„Seenotrettung ist Pflicht“
Westfälische Landeskirche sorgt sich um Flüchtlinge

Hamm -

Die Evangelische Kirche von Westfalen fordert eine neue EU-Rettungsmission für Flüchtlinge im Mittelmeer. „Seenotrettung ist eine staatliche Aufgabe“, betonte der Theologische Vizepräsident der viertgrößten deutschen Landeskirche, Ulf Schlüter, vor Journalisten in Hamm. Beim Thema Kirchenasyl will sich die Kirche außerdem nicht von staatlichen Stellen einschüchtern lassen.

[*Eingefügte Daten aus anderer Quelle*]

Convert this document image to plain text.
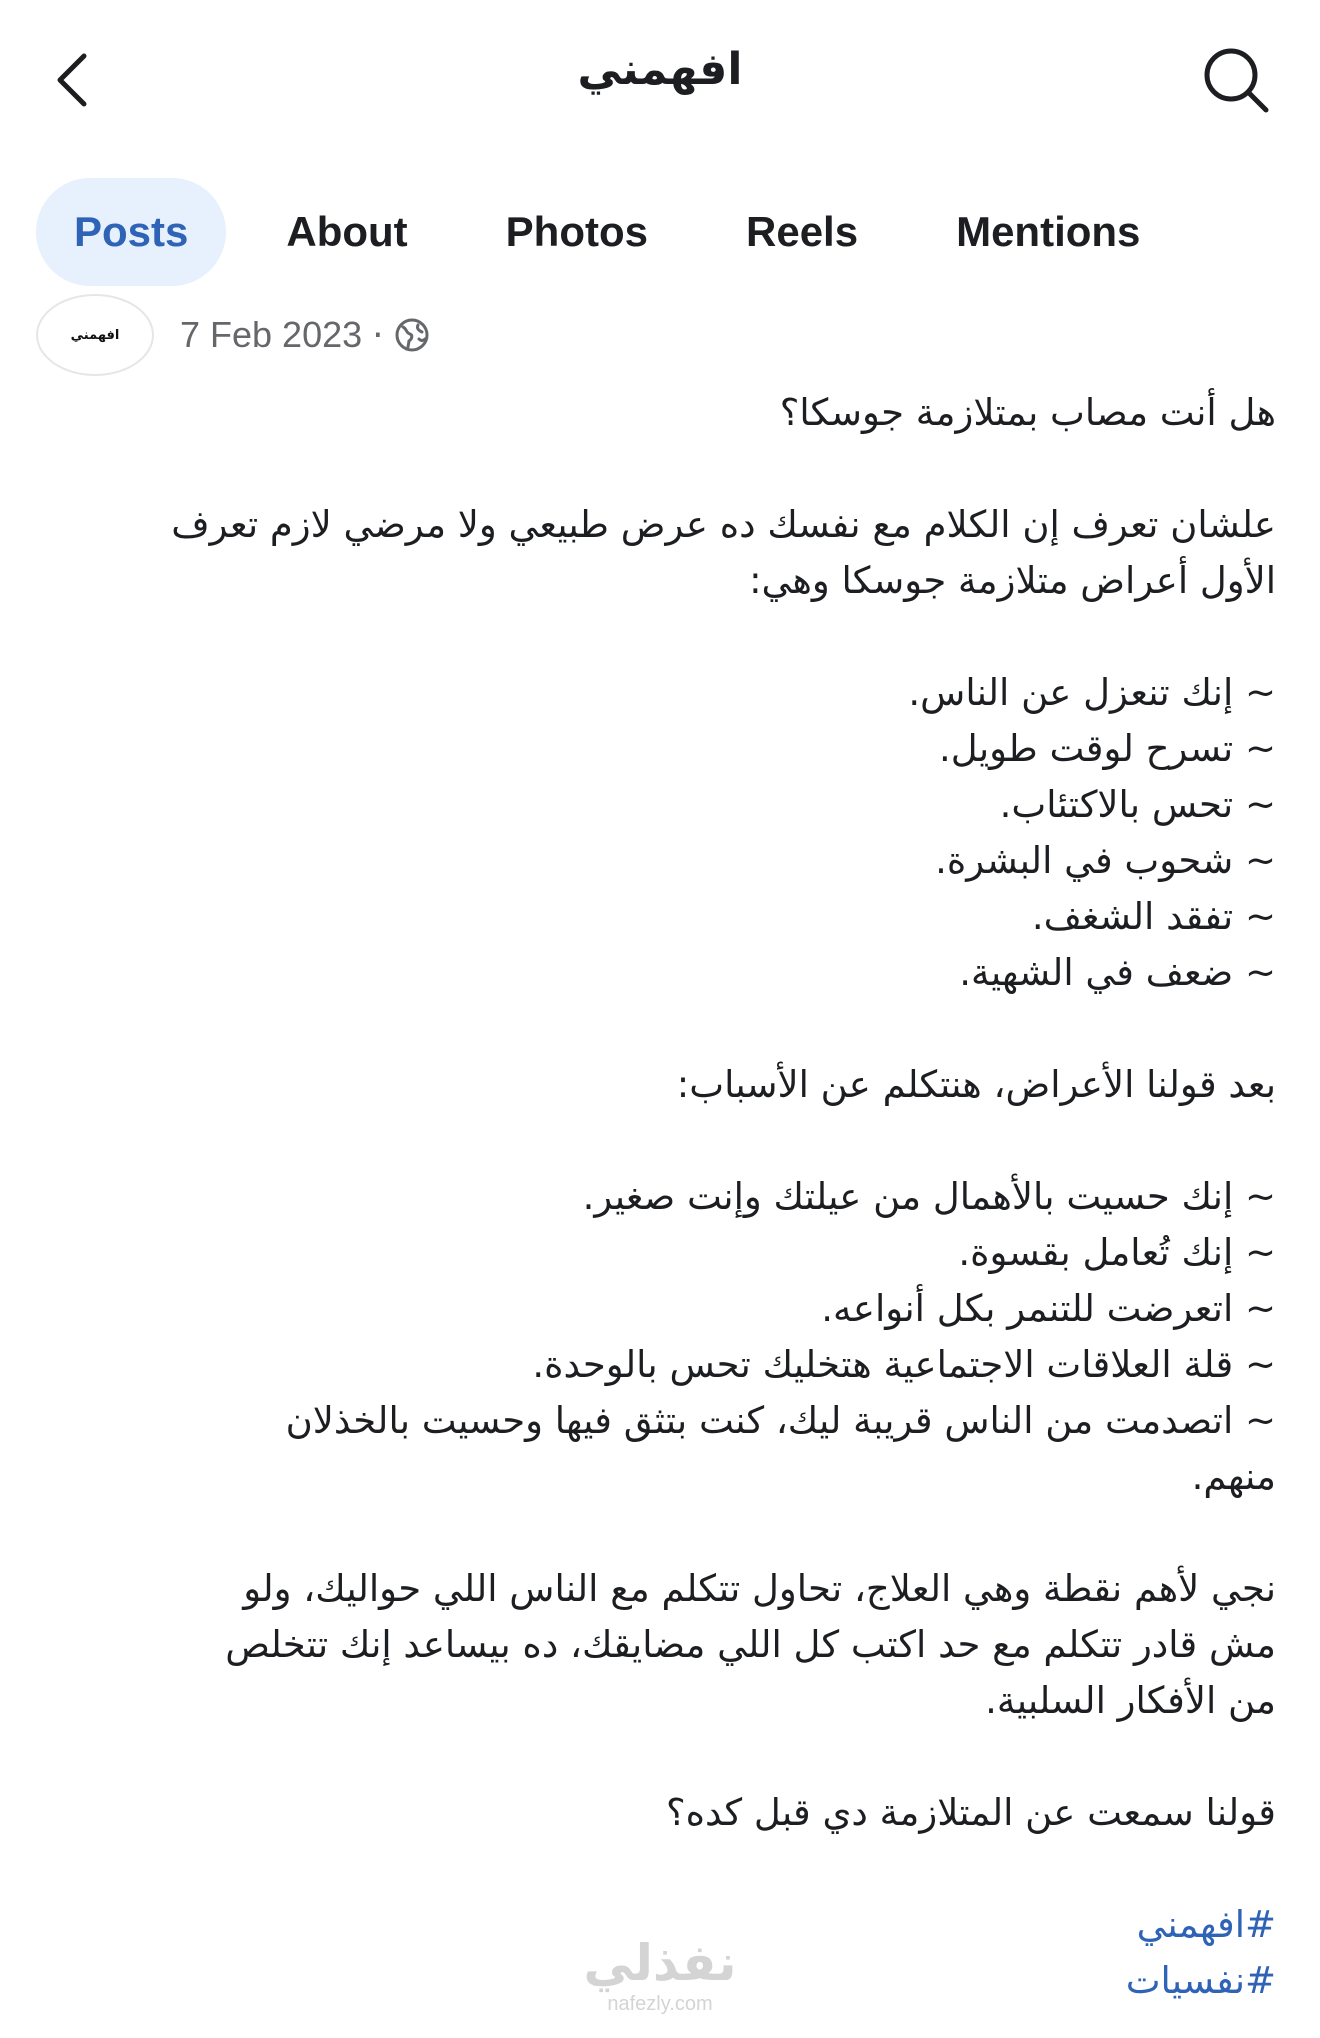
افهمني
Posts	About	Photos	Reels	Mentions
افهمني 7 Feb 2023 ·
هل أنت مصاب بمتلازمة جوسكا؟
علشان تعرف إن الكلام مع نفسك ده عرض طبيعي ولا مرضي لازم تعرف
الأول أعراض متلازمة جوسكا وهي:
~ إنك تنعزل عن الناس.
~ تسرح لوقت طويل.
~ تحس بالاكتئاب.
~ شحوب في البشرة.
~ تفقد الشغف.
~ ضعف في الشهية.
بعد قولنا الأعراض، هنتكلم عن الأسباب:
~ إنك حسيت بالأهمال من عيلتك وإنت صغير.
~ إنك تُعامل بقسوة.
~ اتعرضت للتنمر بكل أنواعه.
~ قلة العلاقات الاجتماعية هتخليك تحس بالوحدة.
~ اتصدمت من الناس قريبة ليك، كنت بتثق فيها وحسيت بالخذلان
منهم.
نجي لأهم نقطة وهي العلاج، تحاول تتكلم مع الناس اللي حواليك، ولو
مش قادر تتكلم مع حد اكتب كل اللي مضايقك، ده بيساعد إنك تتخلص
من الأفكار السلبية.
قولنا سمعت عن المتلازمة دي قبل كده؟
#افهمني
#نفسيات
نفذلي
nafezly.com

Dienstag, 09.07.2019, 16:40 Uhr aktualisiert: 09.07.2019, 16:50 Uhr
Die Bilder von Flüchtlingen auf dem Mittelmeer lassen die Evangelische Landeskirche nicht kalt.
Die Bilder von Flüchtlingen auf dem Mittelmeer lassen die Evangelische Landeskirche nicht kalt. Foto: dpa

Bilder von Flüchtlingen auf dem Mittelmeer und die Querelen um blockierte private Rettungsschiffe beunruhigen die Evangelische Kirche von Westfalen zutiefst: Sie fordert daher eine neue EU-Rettungsmission. „Seenotrettung ist eine staatliche Aufgabe“, betonte der Theologische Vizepräsident der mit über zwei Millionen Gläubigen viertgrößten deutschen Landeskirche, Ulf Schlüter, vor Journalisten in Hamm.

Man lässt keinen ertrinken, der in Not ist.

Präses Annette Kurschus

Die Europäische Union müsse die Rettung von Flüchtlingen auf See wieder aufnehmen. Präses Annette Kurschus fügte hinzu, Seenotrettung sei nicht nur ein Akt der Nächstenliebe, „sondern eine Menschen- und Bürgerpflicht“. „Man lässt keinen ertrinken, der in Not ist“, betonte die stellvertretende Ratsvorsitzende der Evangelischen Kirche in Deutschland (EKD). Ob sich die westfälische Kirche an einem Rettungsschiff eines Bündnisses der EKD und zivilgesellschaftlicher Gruppen beteiligen wird, ist noch nicht geklärt. Laut Kurschus will sich der Rat der EKD im September mit dem Thema befassen.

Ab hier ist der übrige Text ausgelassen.